Patrick Brown's citation on Macha brought up a point which has been
intriguing me for some time. I have actually seen this same passage before
and have wondered as to it's translation. In the last line it states:
i llúaidet mná trogain tres
which is translated as :
Where the raven-women instigate battle.
Now what gets me here is the word "trogain" in reference to a raven. The
only reference I have found for trogain is "bron trogain" to wit "the sorrow
of the earth" with regard to the harvest and Lughnassadh. In fact the
Lughnassadh festival was also known as "Trogain" or the "Trogain month". I
have read this is an old term for the earth, yet information is scarce. I am
wondering how this translation metes out as "raven" when I can find no usage
for "trogain" being raven ("bran" being the most common, I believe), and no
dictionary of mine even has "trogain" in it.

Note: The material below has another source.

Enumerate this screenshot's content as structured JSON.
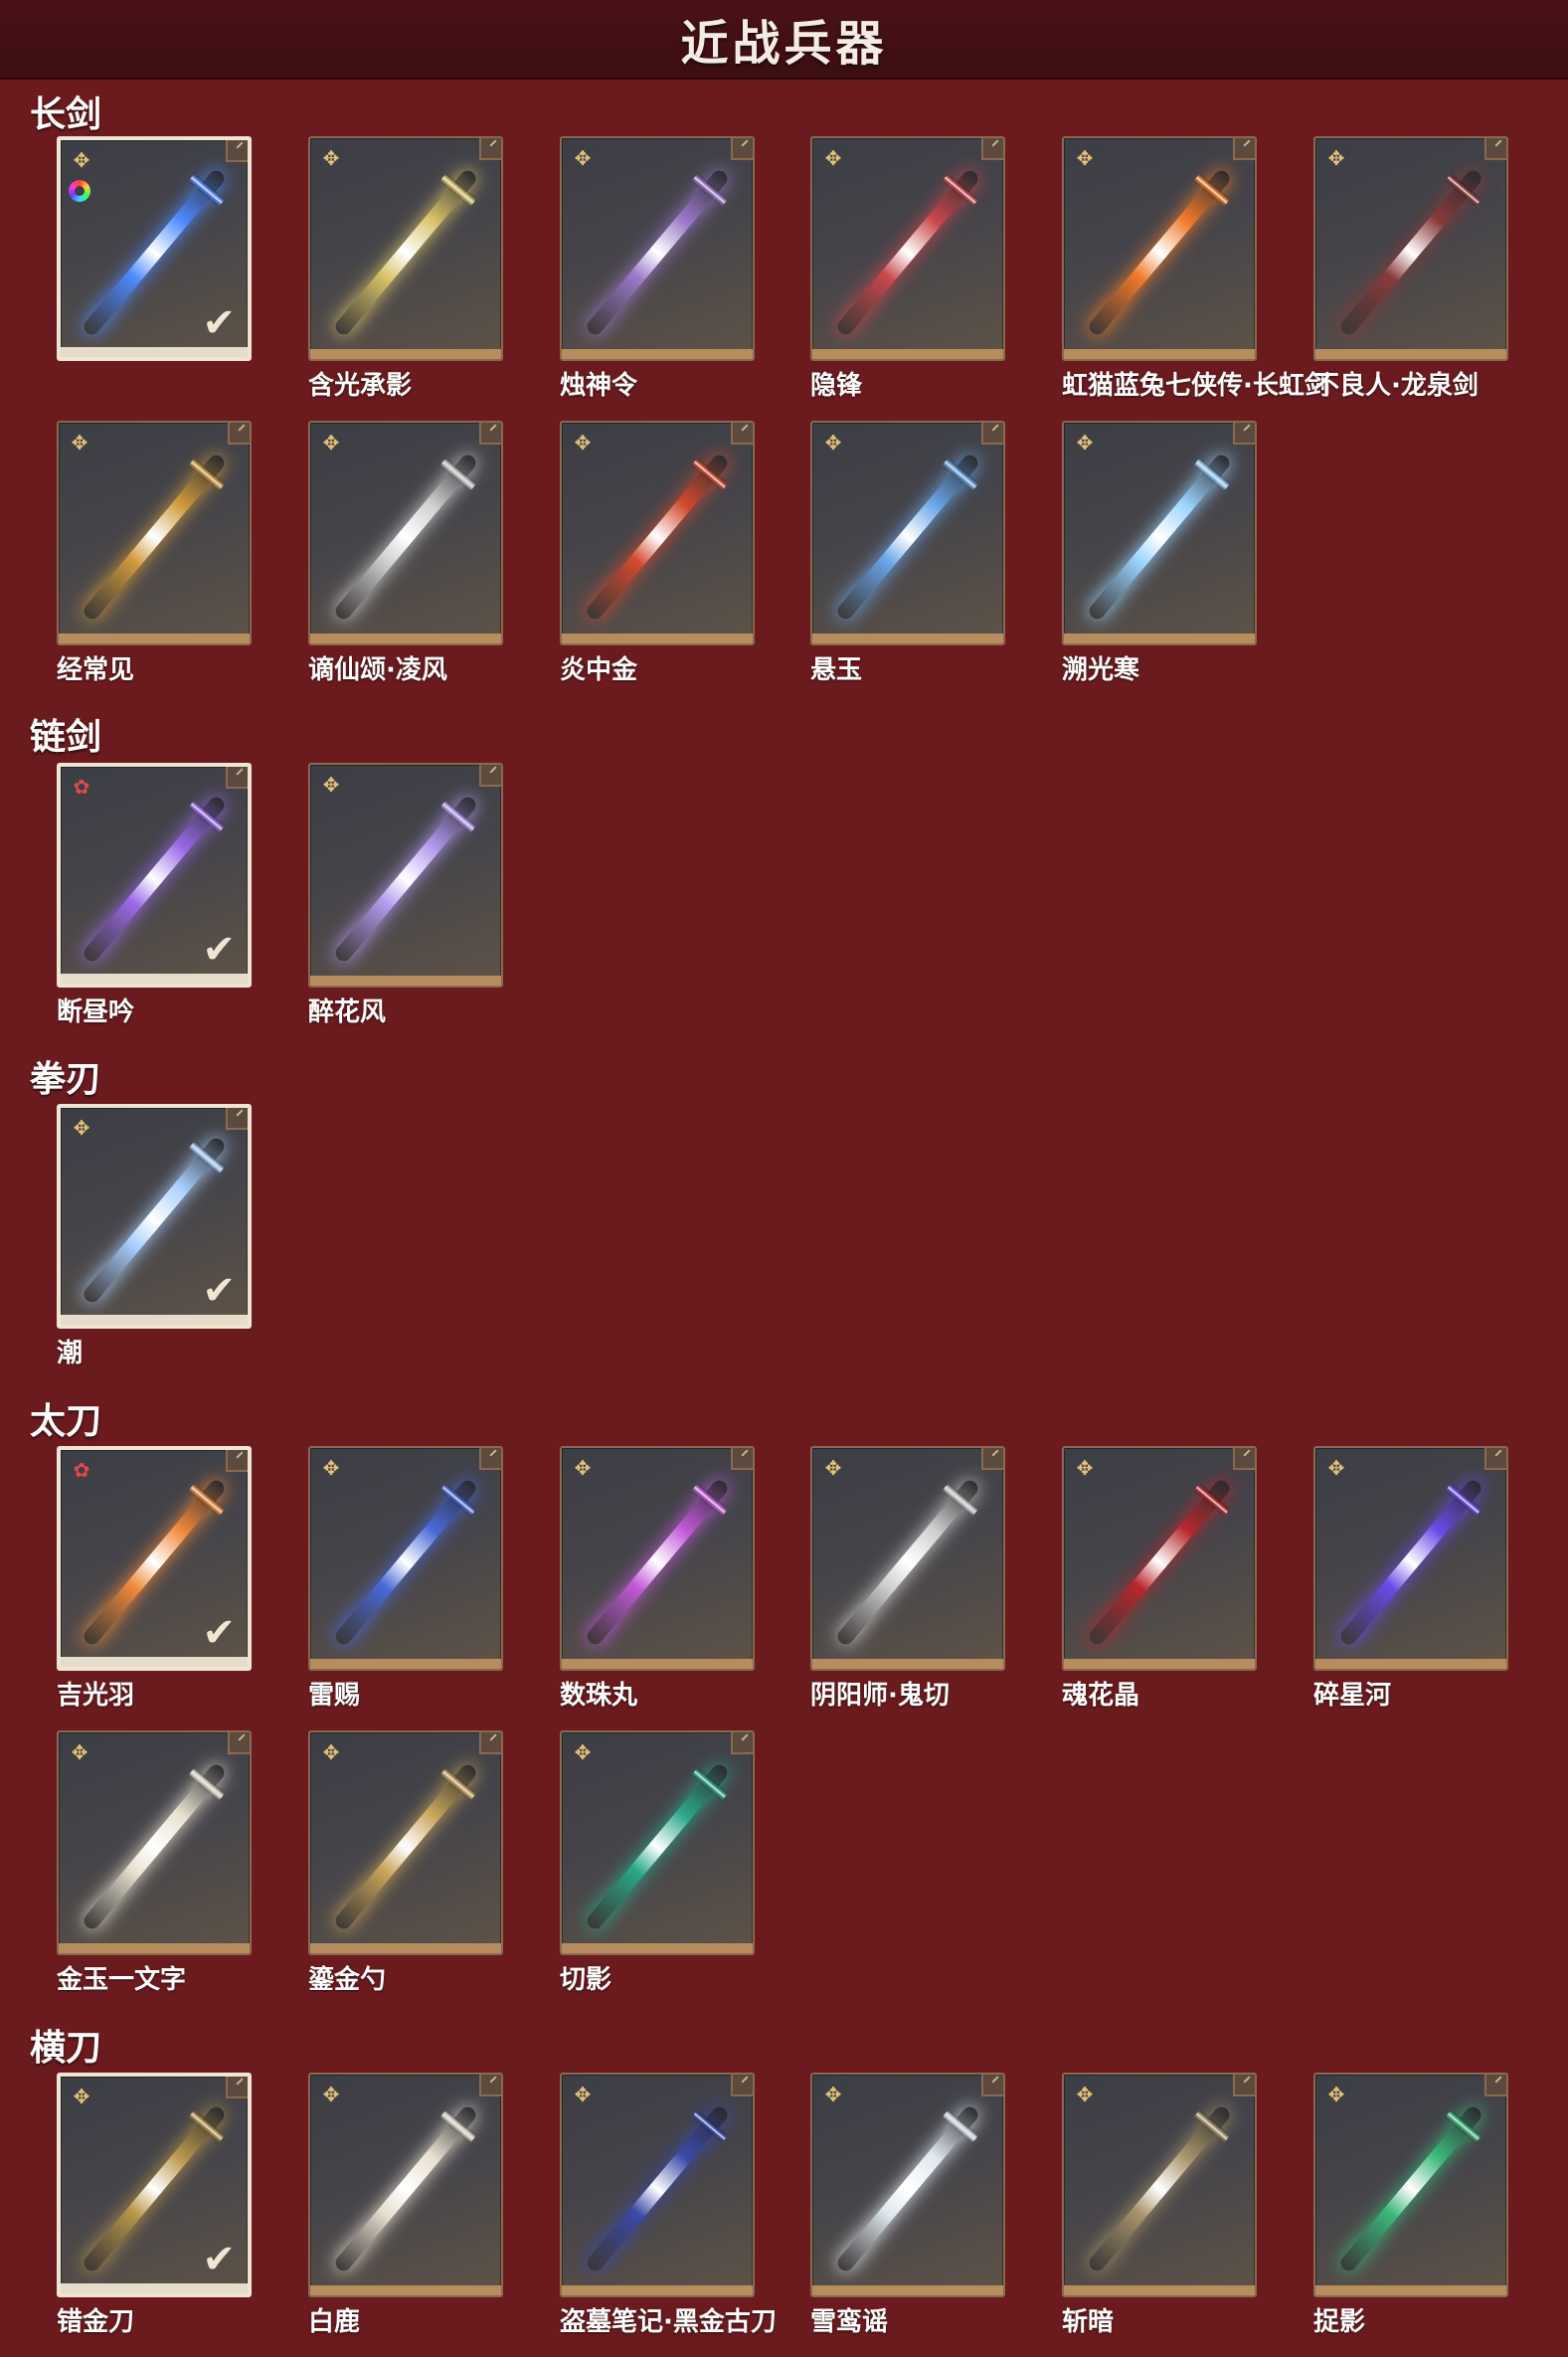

Is there some correlation between the Badb, Macha and Morrígan and
Lughnassadh? Can anyone shed some light on the "trogain" mystery for me? It
actually has some personal, familial associations, so I would be very
interested in whatever develops.
>Date: Fri, 4 Jun 1999 12:21:50 BST
>From: Patrick Brown <[log in to unmask]>
>Subject: Re: 'Macha' ?
>Eoghan Moody was looking for the etymology of Macha...
>Angelique Gulermovich Epstein's dissertation "War Goddess: the Morrigan and
>her Germano-Celtic Counterparts"
><http://www.loop.com/~musofire/diss/index.html> contains a lot of
>information on Macha and her "sisters". She has dug up some info from
>glosses and glossaries which might shed some light.
>from O'Mulconry's Glossary:
> Machæ .i. badb. nó así an tres morrígan, unde mesrad Machæ .i.
> cendæ doine iarna n-airlech (Stokes 1899a: 271).
> Macha, i.e. a crow, or one of the three morrígna. Mesrad Machae,
> the mast of Macha, i.e. the heads of men that have been
>A gloss in MS H.3.18:
> Maiche .i. bodb. No isi in tres morrigan .i. maiche 7 bodb 7
> morrigan. Unde mesrad maiche .i. cenna daoine iarnanairlech. Ut
> dixit dubruis
> Garbae adbae innon fil,
> i llomrad fir maiche mes,
> i n-agat láichliu i llés
> i llúaidet mná trogain tres (Stokes 1859: 213; Meyer 1919: 98).
> Macha, i.e. a crow, or one of the three morrígna, that is, Macha
> and Badb and Morrígan. Whence Mesrad Macha, the mast of Macha, i.e.
> the heads of men that have been slaughtered. As Dub Ruis said:
> There are rough places yonder
> Where men cut off the mast of Macha;
> Where they drive young calves into the fold;
> Where the raven-women instigate battle.